(May 21, 2014 at 10:05 am)Riketto Wrote:(May 20, 2014 at 11:27 am)Confused Ape Wrote: You can believe in reincarnation if you want to but why is it necessary to believe that humans aren't omnivores in order to be concerned with the ethics of factory farming etc.?
I don't follow you.
When i say that?
From your opening post -
(February 26, 2014 at 9:33 am)Riketto Wrote: Man was never build up to be omnivore as we can see from the different body (teeth, jaw, length of stomach and different acids to digest food) so by going against nature it is clear that damages will occur.
I looked at the Anando Margo diet and saw that it permits dairy products which humans didn't start using until around 10,000 years ago. This adaptation still hasn't got to all humans yet because 10,000 years isn't very long.
Early humans were butchers 3.4 million years ago
Quote:Our ancestors were carving meat some 800,000 years earlier than previously thought. Marks on fossilised animal bones found in Ethiopia indicate that early-human butchers were using stone tools as early as 3.4 million years ago.
I just find it odd that someone could teach that humans didn't adapt to meat eating after millions of years even though we've been adapting to dairy products for the past 10,000 years.
I wonder what would have happened to the Giant Panda if it had believed that carnivores couldn't adapt to living on a 99% bamboo diet.
(February 26, 2014 at 9:33 am)Riketto Wrote: We got all sort of people with all sort of ideas.

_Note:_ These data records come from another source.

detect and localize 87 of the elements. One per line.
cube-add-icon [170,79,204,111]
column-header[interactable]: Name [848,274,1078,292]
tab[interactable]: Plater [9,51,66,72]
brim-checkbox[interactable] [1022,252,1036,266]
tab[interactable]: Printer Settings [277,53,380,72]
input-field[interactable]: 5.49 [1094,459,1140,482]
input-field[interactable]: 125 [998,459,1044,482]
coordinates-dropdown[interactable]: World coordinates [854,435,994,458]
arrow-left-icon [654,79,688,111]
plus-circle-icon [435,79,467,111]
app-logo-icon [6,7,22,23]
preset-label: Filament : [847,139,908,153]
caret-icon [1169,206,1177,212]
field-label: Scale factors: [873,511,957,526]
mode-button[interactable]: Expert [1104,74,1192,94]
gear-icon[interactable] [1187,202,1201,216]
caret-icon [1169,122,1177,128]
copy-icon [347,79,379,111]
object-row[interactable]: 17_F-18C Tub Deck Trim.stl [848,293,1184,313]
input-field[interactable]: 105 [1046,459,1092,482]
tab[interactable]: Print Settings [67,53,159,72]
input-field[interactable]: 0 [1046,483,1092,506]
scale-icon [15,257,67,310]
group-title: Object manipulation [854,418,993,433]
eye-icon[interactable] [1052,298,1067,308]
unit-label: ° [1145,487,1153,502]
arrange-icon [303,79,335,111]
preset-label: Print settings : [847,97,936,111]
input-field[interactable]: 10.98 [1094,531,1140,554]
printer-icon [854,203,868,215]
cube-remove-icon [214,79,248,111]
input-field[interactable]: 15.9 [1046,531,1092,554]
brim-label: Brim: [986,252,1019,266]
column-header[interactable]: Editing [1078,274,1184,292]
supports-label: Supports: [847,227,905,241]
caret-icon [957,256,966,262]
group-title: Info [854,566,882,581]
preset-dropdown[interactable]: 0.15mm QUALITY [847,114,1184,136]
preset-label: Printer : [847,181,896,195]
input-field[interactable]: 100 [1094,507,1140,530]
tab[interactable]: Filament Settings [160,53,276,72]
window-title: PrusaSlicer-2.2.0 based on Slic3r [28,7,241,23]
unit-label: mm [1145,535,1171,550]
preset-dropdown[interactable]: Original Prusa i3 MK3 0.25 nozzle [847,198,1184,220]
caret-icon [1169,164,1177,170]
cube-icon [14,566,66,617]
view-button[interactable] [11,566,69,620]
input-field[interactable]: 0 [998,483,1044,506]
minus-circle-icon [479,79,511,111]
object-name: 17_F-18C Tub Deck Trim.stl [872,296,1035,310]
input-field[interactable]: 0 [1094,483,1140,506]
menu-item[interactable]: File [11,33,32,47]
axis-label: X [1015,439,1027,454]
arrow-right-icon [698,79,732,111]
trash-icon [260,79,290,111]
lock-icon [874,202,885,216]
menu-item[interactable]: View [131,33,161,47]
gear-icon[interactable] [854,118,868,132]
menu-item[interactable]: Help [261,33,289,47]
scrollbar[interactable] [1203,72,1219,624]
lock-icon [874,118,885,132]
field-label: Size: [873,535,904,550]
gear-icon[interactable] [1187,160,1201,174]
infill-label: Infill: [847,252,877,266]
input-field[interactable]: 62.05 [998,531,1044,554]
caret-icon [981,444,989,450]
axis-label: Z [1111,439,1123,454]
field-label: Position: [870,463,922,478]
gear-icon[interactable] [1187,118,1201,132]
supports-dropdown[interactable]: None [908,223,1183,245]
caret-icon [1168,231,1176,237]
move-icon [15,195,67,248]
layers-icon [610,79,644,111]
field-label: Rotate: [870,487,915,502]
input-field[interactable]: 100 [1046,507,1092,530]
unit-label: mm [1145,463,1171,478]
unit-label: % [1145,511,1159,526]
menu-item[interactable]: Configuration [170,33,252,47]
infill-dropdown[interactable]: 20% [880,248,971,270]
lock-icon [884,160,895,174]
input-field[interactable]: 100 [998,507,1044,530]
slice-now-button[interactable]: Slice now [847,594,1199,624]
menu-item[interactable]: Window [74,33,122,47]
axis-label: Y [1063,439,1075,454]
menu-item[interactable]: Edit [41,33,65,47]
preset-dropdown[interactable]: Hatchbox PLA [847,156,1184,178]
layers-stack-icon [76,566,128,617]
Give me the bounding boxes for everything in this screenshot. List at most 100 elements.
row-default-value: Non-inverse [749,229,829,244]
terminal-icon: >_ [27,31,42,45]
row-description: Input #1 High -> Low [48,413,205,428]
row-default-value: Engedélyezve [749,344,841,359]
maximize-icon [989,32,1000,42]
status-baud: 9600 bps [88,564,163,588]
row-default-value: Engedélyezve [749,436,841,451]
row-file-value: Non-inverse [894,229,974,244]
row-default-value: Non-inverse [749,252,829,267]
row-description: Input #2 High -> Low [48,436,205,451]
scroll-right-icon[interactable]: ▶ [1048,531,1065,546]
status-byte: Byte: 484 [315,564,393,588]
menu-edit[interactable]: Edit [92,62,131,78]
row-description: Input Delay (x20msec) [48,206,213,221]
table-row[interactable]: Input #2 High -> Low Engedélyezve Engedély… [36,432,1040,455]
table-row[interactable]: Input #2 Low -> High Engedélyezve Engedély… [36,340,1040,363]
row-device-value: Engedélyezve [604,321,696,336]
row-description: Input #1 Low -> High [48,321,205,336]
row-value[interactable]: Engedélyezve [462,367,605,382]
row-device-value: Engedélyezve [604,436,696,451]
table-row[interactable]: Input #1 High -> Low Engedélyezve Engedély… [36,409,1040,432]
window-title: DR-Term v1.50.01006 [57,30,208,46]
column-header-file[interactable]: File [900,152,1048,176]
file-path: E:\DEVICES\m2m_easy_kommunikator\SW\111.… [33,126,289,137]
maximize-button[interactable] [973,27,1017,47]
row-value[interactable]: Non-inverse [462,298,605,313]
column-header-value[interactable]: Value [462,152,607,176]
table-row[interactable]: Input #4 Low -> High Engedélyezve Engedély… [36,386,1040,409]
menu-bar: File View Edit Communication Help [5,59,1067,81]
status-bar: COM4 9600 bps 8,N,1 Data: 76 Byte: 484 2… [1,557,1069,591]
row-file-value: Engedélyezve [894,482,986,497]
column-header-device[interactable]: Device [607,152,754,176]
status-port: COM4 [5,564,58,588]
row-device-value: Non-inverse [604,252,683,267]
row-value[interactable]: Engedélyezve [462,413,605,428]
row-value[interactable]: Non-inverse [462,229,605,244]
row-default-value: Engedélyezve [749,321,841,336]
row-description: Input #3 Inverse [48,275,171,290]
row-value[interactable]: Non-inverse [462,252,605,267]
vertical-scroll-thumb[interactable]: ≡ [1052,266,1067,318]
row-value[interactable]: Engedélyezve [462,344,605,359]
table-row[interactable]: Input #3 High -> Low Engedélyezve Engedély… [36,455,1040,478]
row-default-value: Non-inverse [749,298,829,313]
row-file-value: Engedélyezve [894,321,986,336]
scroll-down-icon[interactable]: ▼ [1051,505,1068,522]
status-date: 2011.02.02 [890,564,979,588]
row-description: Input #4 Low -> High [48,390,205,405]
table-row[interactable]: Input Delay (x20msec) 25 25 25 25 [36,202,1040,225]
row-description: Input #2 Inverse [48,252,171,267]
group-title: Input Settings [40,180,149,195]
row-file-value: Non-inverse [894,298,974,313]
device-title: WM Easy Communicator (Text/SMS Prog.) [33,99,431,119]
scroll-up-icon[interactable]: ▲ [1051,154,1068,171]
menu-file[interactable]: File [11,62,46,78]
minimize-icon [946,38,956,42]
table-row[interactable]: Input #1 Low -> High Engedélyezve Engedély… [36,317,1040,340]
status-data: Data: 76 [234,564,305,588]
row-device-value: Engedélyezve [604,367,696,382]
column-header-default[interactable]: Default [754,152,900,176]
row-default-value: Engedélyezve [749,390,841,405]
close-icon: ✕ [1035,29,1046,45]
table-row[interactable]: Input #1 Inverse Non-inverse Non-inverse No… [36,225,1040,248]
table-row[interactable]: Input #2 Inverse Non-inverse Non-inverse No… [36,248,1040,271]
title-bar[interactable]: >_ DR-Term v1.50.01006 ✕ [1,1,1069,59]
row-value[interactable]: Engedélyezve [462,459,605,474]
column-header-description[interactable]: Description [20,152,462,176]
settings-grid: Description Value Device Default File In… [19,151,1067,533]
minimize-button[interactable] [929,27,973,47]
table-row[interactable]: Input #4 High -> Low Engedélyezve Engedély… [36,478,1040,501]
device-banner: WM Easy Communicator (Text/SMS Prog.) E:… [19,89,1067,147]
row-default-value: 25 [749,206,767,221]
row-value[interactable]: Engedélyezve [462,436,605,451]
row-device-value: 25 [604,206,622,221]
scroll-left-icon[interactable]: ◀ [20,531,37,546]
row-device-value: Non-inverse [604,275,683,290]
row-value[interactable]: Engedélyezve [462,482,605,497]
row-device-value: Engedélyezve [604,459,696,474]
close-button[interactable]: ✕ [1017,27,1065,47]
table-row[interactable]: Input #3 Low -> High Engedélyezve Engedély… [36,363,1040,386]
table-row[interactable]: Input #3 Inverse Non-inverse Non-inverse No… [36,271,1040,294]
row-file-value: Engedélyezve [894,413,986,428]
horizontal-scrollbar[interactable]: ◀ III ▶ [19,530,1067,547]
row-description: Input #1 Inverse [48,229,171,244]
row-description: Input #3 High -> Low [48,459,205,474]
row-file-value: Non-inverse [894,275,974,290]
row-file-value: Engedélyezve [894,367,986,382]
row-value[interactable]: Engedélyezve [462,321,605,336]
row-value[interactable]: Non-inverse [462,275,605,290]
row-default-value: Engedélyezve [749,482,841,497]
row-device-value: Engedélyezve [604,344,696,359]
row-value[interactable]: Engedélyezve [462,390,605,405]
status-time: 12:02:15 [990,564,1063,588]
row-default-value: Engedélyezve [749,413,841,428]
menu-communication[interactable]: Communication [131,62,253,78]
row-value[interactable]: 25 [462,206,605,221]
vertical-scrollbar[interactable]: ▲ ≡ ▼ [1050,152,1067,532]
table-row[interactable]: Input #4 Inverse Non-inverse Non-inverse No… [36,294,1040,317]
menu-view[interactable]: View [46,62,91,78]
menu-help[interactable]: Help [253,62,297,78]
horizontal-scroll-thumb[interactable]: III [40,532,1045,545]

We both may agree on veg. issues but may not agree on
the existence or not of God.
Other people may agree on the existence or not of God but not
on veg. issues.
Nothing really new under the stars.
I'm a vegetarian for ethical reasons, not because I'm hoping it will influence which culture I'm born into in my next life. Would you be a vegetarian if you didn't believe in reincarnation and hadn't been taught that humans aren't designed to eat meat?
Where are the snake and mushroom smilies?